KHALED GHORBAL SIGNE SON PREMIER FILM, «FATMA» : PLAIDOYER POUR LES FEMMES TUNISIENNES

Par Brigitte Baudin — Le Figaro, 28 février 2002.

La virginité est un sujet tabou dans les pays maghrébins. Dans «Fatma», son premier long-métrage de fiction, le réalisateur tunisien Khaled Ghorbal a osé aborder ce thème épineux et toujours d’actualité.

Fatma (Awatef Jendoubi) vit à Sfax dans une famille bourgeoise et traditionaliste. Sa mère étant morte, elle passe son bac tout en veillant sur la maison, son père, ses frères et sœurs. Violée par son oncle à dix-sept ans, elle doit garder le silence sur ce drame. Pour oublier, elle part poursuivre ses études à l’Université de Tunis. Pour la première fois, elle se sent libre de vivre et d’aimer. Mais, au bout de quelque temps, lasse de la ville, elle devient institutrice dans un village retiré du Sud. Là, elle tombe amoureuse d’Aziz (Bagdadi Aoum), médecin, et l’épouse. Le bonheur ! Pas tout à fait. Fatma a un terrible secret : elle n’est plus vierge. Pour pouvoir se marier, elle se fait donc recoudre l’hymen sans l’avouer à son futur époux…

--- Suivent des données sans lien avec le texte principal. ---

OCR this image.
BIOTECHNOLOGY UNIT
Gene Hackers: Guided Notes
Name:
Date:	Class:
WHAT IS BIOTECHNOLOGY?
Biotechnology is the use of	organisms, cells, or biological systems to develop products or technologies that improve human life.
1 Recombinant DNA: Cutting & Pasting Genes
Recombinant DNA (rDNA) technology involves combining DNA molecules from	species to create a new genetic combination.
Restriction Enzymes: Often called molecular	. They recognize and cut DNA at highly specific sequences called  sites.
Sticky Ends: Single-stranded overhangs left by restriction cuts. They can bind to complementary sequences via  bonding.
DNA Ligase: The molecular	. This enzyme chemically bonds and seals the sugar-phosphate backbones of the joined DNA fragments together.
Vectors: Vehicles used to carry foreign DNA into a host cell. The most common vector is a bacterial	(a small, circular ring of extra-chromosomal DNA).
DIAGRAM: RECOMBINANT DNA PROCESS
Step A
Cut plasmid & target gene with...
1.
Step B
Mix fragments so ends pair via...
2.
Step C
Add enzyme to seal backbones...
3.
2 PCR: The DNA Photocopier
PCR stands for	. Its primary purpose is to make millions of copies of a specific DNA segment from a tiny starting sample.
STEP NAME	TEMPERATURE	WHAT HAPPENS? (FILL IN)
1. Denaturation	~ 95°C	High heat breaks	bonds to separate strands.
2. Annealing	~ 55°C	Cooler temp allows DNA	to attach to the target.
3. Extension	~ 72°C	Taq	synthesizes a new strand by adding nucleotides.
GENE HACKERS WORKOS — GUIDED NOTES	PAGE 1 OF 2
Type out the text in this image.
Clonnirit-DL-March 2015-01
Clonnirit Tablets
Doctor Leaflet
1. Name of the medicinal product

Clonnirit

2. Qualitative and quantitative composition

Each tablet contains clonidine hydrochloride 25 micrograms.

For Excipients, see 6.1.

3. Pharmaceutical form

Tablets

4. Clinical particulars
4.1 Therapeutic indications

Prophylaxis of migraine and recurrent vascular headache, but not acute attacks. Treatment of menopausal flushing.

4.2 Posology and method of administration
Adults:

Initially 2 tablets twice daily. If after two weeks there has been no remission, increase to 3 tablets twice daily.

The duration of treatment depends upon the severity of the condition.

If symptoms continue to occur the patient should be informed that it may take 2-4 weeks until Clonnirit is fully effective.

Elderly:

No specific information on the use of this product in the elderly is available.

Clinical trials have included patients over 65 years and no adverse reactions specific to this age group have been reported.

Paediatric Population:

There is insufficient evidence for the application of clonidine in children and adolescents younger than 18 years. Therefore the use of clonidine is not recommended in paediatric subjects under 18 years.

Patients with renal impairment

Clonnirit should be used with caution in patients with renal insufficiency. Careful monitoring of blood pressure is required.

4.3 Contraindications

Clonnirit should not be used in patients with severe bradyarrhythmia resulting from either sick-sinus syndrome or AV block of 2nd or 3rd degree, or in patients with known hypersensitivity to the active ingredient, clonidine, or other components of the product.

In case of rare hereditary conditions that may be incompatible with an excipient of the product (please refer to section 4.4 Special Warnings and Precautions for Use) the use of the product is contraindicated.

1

«J’ai immigré en France en 1970 et je suis marié à une Espagnole. explique Khaled Ghorbal. Je viens du théâtre et rêvais de réaliser un film sur un sujet de société fort. J’ai alors appris, par hasard, que dans les hôpitaux français comme tunisiens, beaucoup de femmes d’origine maghrébine venaient se refaire une virginité. Ces quelques points de suture arrangeaient tout le monde ou presque. J’étais très surpris. C’était le reflet d’un malaise profond. Avec la libération des mœurs, on aurait pu s’attendre à ce que la femme dispose de son corps en toute liberté. Je me suis aperçu qu’il n’en était rien. Dans les pays maghrébins, le poids de la tradition est très fort, le machisme omniprésent. C’est le résultat de l’éducation. Tant que les mères continueront à élever leurs fils dans cette mentalité, le statut de la femme n’évoluera pas».

Khaled Ghorbal le montre parfaitement dans le personnage de la mère d’Aziz, un archétype de la femme traditionaliste. C’est elle qui oblige son fils à divorcer lorsqu’il apprend la vérité.

«Aziz se sent trahi, bafoué dans son honneur et son amour, reprend Khaled Ghorbal. C’est un sentiment légitime que l’on peut comprendre. Je ne juge pas. Je me contente d’observer. On peut seulement croire que, amoureux de sa femme et sans la pression de sa mère, Aziz aurait probablement pardonné».

Khaled Ghorbal esquisse une peinture réaliste de la société tunisienne. Depuis les lois promulguées par le président Bourguiba, la femme est, en droit, l’égale de l’homme. Dans les faits, c’est autre chose. Outre le personnage de Fatma, Khaled Ghorbal ajoute le portrait de deux autres femmes amies de l’héroïne et s’inscrivant dans la réalité tunisienne : Samira (Nabila Guider), divorcée comme Fatma, obligée de porter le voile et de vivre sous le joug de son frère islamiste, et Radhia (Amel Safta) enfermée dans sa solitude, sans mari ni enfant.

«L’image de la société maghrébine est souvent déformée, banalisée. passéiste, renchérit Khaled Ghorbal. J’ai voulu raconter une histoire d’aujourd’hui, construite à partir de faits réels et d’une enquête très minutieuse. C’est ma modeste contribution au combat légitime que livrent quelques femmes courageuses contre l’obscurantisme.

Brigitte Baudin
Le Figaro (France) du 28 février 2002.